Jacob Zuma likely to stick to his guns in denying state capture, say experts
Johannesburg - Political experts anticipate that former president Jacob Zuma will exercise restraint when he takes the stand for the second time at the Zondo Commission of Inquiry into State Capture next week.
According to political analyst Ralph Mathekga, Zuma has been suffering extensively in his court challenges, such as with the defamation case brought against him by former tourism minister and ANC national executive committee member Derek Hanekom, who Zuma called an enemy agent in a tweet.
“I’m expecting to see him quite subdued, but relentless in the same attitude of not believing that there was state capture,” Mathekga said.
He said that the way in which Zuma engaged the commission in answering questions showed he had no intention of lending it credibility.
Zuma’s upcoming appearance at the commission comes barely a week after he appeared before the Pietermaritzburg High Court on corruption charges.
During his July appearance before the commission, Zuma said that some of his own ANC comrades had plotted to remove him from the political scene. He also denied state capture allegations levelled against him by several government officials including former deputy finance minister Mcebisi Jonas.
Zuma’s prominent supporters, the Radical Economic Transformation Champions (RET), have expressed little faith in the credibility and intentions of the commission.
Nkosentsha Shezi, RET Champions chairperson, said that state capture was being driven by white monopoly capital companies who dominated government business with state-owned companies and that the focus of the commission should be on them.

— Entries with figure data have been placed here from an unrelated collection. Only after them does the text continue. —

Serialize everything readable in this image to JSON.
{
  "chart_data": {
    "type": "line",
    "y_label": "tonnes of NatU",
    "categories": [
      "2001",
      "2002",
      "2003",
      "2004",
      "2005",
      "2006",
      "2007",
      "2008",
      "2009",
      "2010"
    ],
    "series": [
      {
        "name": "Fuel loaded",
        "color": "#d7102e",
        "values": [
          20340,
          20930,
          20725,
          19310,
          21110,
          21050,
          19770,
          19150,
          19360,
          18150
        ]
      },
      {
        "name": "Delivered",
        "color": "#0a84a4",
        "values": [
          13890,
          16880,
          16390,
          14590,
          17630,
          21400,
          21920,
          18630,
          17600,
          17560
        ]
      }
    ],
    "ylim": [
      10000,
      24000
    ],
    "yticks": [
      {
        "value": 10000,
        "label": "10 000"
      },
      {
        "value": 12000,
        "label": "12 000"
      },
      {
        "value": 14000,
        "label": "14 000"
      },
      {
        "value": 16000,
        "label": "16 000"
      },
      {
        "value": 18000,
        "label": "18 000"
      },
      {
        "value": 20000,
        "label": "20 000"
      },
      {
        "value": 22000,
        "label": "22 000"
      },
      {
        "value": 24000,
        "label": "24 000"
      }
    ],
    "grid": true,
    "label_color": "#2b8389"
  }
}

Shezi said that they expected Zuma to continue sharing information about his comrades who “undermine our revolution”. He said there had not been much evidence that Zuma had acted in a corrupt manner.
“We know that the state is captured, was captured and has never been independent,” he said. “In any society, the state is a system of the ruling of one class by another class in a democratic dispensation; unfortunately, in the South African situation that ruling class is white,” said Shezi.